I just finished the first edits on my book (look for it in early 2010) and am so glad that I will be able to write my blog again. The best part about writing a new book is that it is an opportunity to look across sectors and see what is on the horizon that will shape our health and well being. In many ways the new developments left me hopeful. At the same time it became clear that it was time to rethink some of the terms used by the health cognoscenti.
Let’s begin with discarding the conceptual framework of ED (not the one of blue pill fame) but as in “Elimination of Disparities” a term which over the past decade has had increased popularity. Too often ED became the new code for addressing the health care needs and concerns of Hispanics, African Americans, Asian Americans, Native Americans, and other communities.

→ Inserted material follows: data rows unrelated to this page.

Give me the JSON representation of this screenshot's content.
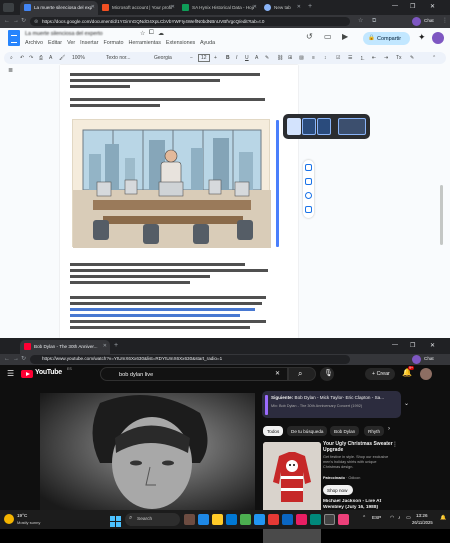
{
  "browser_top": {
    "tabs": [
      {
        "title": "La muerte silenciosa del experto",
        "favicon_color": "#4285f4"
      },
      {
        "title": "Microsoft account | Your profile",
        "favicon_color": "#f25022"
      },
      {
        "title": "SA Hynix Historical Data - Hojas",
        "favicon_color": "#0f9d58"
      },
      {
        "title": "New tab",
        "favicon_color": "#8ab4f8"
      }
    ],
    "url": "https://docs.google.com/document/d/1YGirmGQNdO4XpLCbVbYWFIy4WeflN0bdNBnUVBfVgcQ/edit?tab=t.0",
    "avatar": "Chat"
  },
  "docs": {
    "title": "La muerte silenciosa del experto",
    "menu": [
      "Archivo",
      "Editar",
      "Ver",
      "Insertar",
      "Formato",
      "Herramientas",
      "Extensiones",
      "Ayuda"
    ],
    "share_label": "Compartir",
    "toolbar": {
      "zoom": "100%",
      "style": "Texto nor...",
      "font": "Georgia",
      "font_size": "12",
      "minus": "−",
      "plus": "+"
    },
    "accent": "#c2e7ff"
  },
  "browser_bottom": {
    "tab": {
      "title": "Bob Dylan - The 30th Anniver..."
    },
    "url": "https://www.youtube.com/watch?v=YtUmX6Xx630&list=RDYtUmX6Xx630&start_radio=1",
    "avatar": "Chat"
  },
  "youtube": {
    "logo_text": "YouTube",
    "country": "ES",
    "search_value": "bob dylan live",
    "create_label": "+ Crear",
    "notifications": "9+",
    "next_label": "Siguiente:",
    "next_title": "Bob Dylan - Mick Taylor- Eric Clapton - Sa...",
    "next_sub": "Mix: Bob Dylan - The 30th Anniversary Concert (1992)",
    "chips": [
      "Todos",
      "De tu búsqueda",
      "Bob Dylan",
      "Rhyth"
    ],
    "ad": {
      "title": "Your Ugly Christmas Sweater Upgrade",
      "body": "Get festive in style. Shop our exclusive men's holiday shirts with unique Christmas design.",
      "sponsor_label": "Patrocinado",
      "advertiser": "Odicon",
      "cta": "Shop now"
    },
    "next_video": {
      "title": "Michael Jackson - Live At",
      "sub": "Wembley (July 16, 1988)"
    }
  },
  "taskbar": {
    "weather": "19°C",
    "condition": "Mostly sunny",
    "search_placeholder": "Search",
    "time": "13:26",
    "date": "26/11/2025",
    "lang": "ESP"
  }
}
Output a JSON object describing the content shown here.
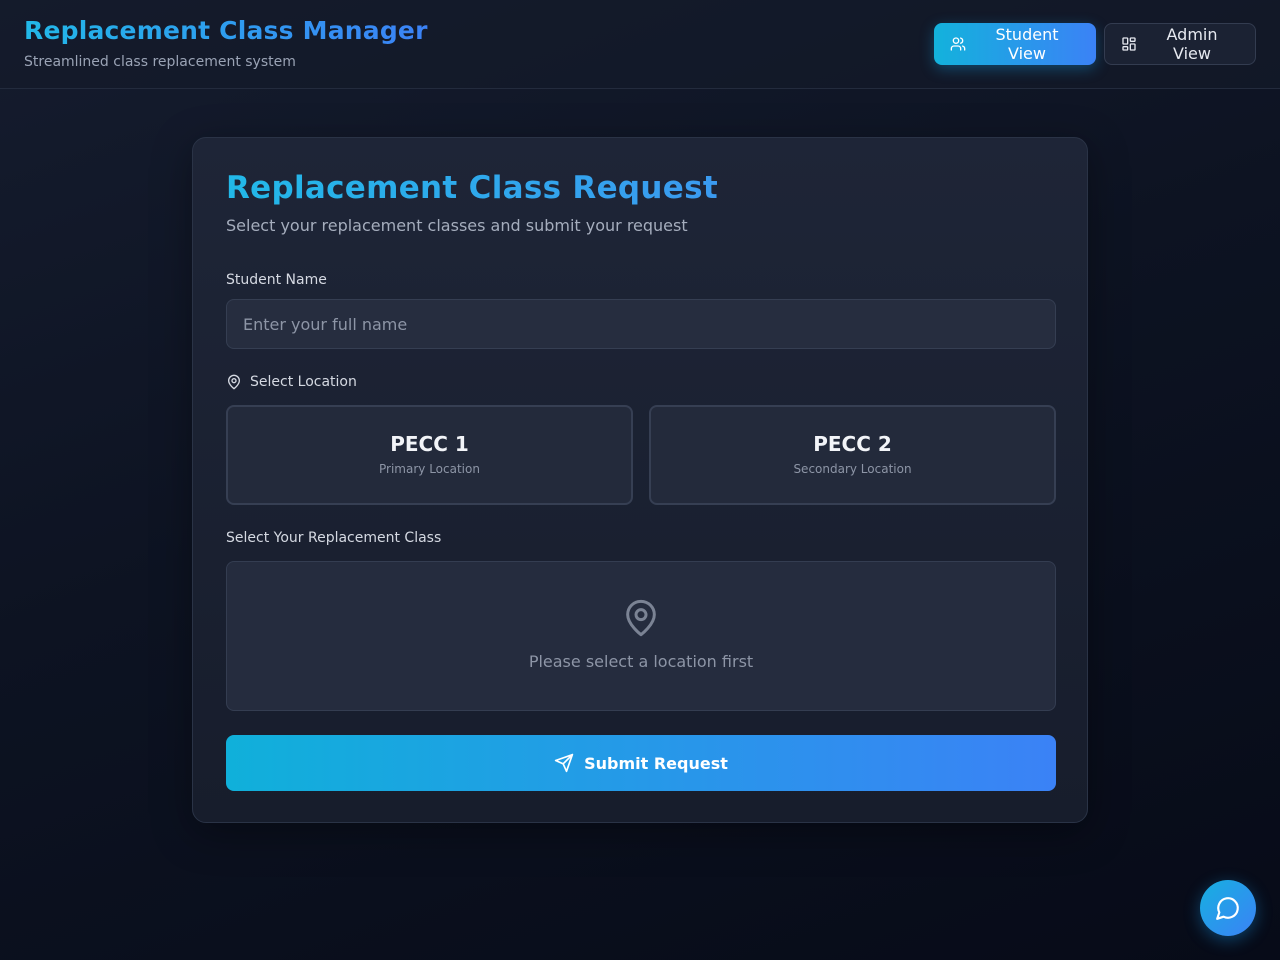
{
  "header": {
    "title": "Replacement Class Manager",
    "subtitle": "Streamlined class replacement system",
    "student_view_label": "Student View",
    "admin_view_label": "Admin View"
  },
  "form": {
    "title": "Replacement Class Request",
    "subtitle": "Select your replacement classes and submit your request",
    "student_name_label": "Student Name",
    "student_name_placeholder": "Enter your full name",
    "student_name_value": "",
    "location_label": "Select Location",
    "locations": [
      {
        "name": "PECC 1",
        "description": "Primary Location"
      },
      {
        "name": "PECC 2",
        "description": "Secondary Location"
      }
    ],
    "class_label": "Select Your Replacement Class",
    "class_empty_message": "Please select a location first",
    "submit_label": "Submit Request"
  },
  "icons": {
    "student_view": "users-icon",
    "admin_view": "dashboard-grid-icon",
    "location": "map-pin-icon",
    "submit": "send-icon",
    "chat": "chat-bubble-icon"
  },
  "colors": {
    "accent_start": "#13b2dc",
    "accent_end": "#3b82f6",
    "background": "#0d1322",
    "card": "#1e2537"
  }
}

The research that ensued documented the differences in care and treatment. With ED too many made the assumption that the best treatment would be the same for all. I knew that was a mistake because too often the goal of equal treatment did not sufficiently focus on outcomes.
There are differences among individuals and the best health care for a non-Hispanic woman in Minnesota may not be what is best for a Latina in Santa Fe. If fact, there is a growing body of evidence that the Latina is less likely to practice unhealthy behaviors like smoking and is likely to live longer that the woman in Minnesota.
As we enter one of the most robust debates we have had on health care, the need should not be to standardize treatment but to design systems that achieve the best outcome for all (BOA). The goal should be “Best Outcomes for All”; not on the average but at the individual level. That is something we can all get behind.